The first Chinese purchase of a European investment bank was announced this week, with Haitong Securities agreeing to pay 379 million euros ($470 million) for an investment bank in austerity hit Portugal.
Banco Espirito Santo de Investimento SA (BESI) is being sold by Novo Banco, the bank carved out of Banco Espirito Santo after it was rescued in August..
For China’s second largest brokerage it’s a modest-sized deal, equivalent to just 1.5 percent of Haitong’s market value. But it demonstrates the changing character of acquisitions by Chinese financial firms.
These days they mostly seek controlling stakes, and now they are scouting Europe for opportunities, avoiding anything too big.
“Increasingly, Chinese financial firms are seeking control deals as a way to expand their global footprint,” Mayooran Elalingam, head of Deutsche Bank’s Asia-Pacific M&A said.
“Several distressed opportunities are available in euro zone economies and we expect the Chinese financial services sector to be active in these situations,” he added.
Such deals can help Chinese banks gain treasured European banking licenses as well as expertise, notably in debt markets, that can be transferred back home, whereas growth through opening overseas bank branches can be a slow process.
This year, the government began encouraging Chinese stock brokers and financial firms to acquire greater international reach, according to investment bankers.

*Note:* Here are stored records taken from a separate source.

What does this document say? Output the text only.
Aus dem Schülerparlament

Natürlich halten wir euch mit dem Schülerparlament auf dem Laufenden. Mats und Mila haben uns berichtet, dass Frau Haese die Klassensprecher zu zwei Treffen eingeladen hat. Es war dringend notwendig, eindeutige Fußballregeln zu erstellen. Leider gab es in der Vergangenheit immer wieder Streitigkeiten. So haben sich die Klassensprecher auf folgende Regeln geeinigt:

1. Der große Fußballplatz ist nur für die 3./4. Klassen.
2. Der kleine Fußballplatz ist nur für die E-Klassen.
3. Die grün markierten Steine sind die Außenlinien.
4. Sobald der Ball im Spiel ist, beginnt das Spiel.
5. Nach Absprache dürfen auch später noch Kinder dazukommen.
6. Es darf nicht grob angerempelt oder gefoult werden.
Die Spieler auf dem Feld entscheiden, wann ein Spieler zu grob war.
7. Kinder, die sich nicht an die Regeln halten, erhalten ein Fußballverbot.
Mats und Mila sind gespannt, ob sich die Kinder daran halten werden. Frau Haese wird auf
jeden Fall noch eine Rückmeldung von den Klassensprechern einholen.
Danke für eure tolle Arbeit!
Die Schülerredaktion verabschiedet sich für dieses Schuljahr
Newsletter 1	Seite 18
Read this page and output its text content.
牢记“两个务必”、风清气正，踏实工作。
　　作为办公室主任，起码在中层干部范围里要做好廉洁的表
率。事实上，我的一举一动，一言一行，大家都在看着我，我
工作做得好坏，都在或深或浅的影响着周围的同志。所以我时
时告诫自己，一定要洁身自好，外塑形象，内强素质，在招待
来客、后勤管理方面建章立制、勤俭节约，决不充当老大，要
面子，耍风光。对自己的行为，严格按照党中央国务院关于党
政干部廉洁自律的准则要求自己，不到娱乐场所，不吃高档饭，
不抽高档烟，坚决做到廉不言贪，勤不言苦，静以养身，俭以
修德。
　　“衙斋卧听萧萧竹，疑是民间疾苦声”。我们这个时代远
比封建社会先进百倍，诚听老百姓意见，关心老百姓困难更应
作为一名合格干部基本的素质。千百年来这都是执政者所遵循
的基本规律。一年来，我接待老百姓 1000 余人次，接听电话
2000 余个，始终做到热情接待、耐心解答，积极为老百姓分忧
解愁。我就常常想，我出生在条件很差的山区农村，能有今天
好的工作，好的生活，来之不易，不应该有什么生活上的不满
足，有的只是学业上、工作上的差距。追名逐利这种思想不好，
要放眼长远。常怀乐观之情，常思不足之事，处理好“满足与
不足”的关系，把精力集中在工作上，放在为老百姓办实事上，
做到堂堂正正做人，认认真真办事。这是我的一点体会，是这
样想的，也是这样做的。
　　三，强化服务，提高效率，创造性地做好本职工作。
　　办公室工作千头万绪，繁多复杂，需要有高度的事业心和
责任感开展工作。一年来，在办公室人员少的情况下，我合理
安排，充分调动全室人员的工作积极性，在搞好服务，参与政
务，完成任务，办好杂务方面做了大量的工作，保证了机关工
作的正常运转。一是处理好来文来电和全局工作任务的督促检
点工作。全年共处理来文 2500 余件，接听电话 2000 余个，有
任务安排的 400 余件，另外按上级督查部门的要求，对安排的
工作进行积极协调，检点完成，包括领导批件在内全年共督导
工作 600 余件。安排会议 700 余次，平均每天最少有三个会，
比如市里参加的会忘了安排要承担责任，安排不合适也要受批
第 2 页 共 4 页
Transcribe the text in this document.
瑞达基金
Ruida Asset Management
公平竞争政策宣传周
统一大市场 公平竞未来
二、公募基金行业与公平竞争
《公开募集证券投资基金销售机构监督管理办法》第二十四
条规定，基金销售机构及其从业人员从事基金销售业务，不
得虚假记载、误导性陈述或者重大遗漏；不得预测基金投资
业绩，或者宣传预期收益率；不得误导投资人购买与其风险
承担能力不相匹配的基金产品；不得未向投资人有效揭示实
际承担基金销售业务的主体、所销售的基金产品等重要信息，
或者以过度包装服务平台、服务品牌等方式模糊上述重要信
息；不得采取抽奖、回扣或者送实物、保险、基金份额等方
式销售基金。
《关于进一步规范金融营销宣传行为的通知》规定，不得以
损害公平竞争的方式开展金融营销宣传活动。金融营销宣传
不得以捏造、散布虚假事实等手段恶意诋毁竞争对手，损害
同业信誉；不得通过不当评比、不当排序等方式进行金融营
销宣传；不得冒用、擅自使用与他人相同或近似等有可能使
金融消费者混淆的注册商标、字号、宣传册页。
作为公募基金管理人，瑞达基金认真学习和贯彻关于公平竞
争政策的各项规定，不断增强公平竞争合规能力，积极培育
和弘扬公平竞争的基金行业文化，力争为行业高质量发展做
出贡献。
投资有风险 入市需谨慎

“The government is encouraging the outbound M&A push,” a Hong Kong based M&A banker said.
The drive for geographic spread reflects China’s efforts to build up overseas bank outlets as the yuan currency gains a greater share of global trade.
Haitong’s purchase of BESI, Portugal’s biggest debt underwriting firm, will give it control of a business that earned 247 million euros in revenues in 2013, according to analysts at Daiwa Capital Markets, and a ready-made investment banking network in Europe.
“As regulators liberalize the financial industry in China, banks, insurers and securities firms would be on the lookout for asset managers, private banks and wealth managers,” said Bernard Teo, head of financial institutions group investment banking in China with Goldman Sachs.
Some M&A bankers do not rule out the possible acquisition of a European commercial bank.
Struggling Italian lender Monte dei Paschi di Siena, the worst-performing European bank in a recent asset quality review by the European Central Bank, could attract Chinese bids, according to Hong Kong-based M&A bankers.
Chinese buyers could also be interested in Novo Banco, which Portugal’s authorities hope to sell in the first half of next year, they added.
Until now Chinese financial firms’ strategy has been based on organic growth and sporadic purchases of minority stakes in foreign firms, mostly in the emerging market sphere.
So far this year, they have announced $3.2 billion worth of overseas deals, three-quarters of which were majority stake purchases, according to Thomson Reuters data.
The total spend on overseas deals is way below the record $17.9 billion posted in 2007, but back then only 4.3 percent of the deals were for majority stakes.
In 2007, just before the global financial crisis erupted, Chinese financial firms and sovereign wealth fund bought stakes in publicly listed global financial companies, including a $5 billion investment in Morgan Stanley.
The stock market losses from the ill-timed deals created a headache for executives back home.
“Chinese financial institutions are likely to shy away from large transformational deals as they have learnt valuable lessons from the investments made during the financial crisis,” Goldman Sachs’ Teo said. Their main goal now, Teo said, is to serve Chinese corporations expanding globally.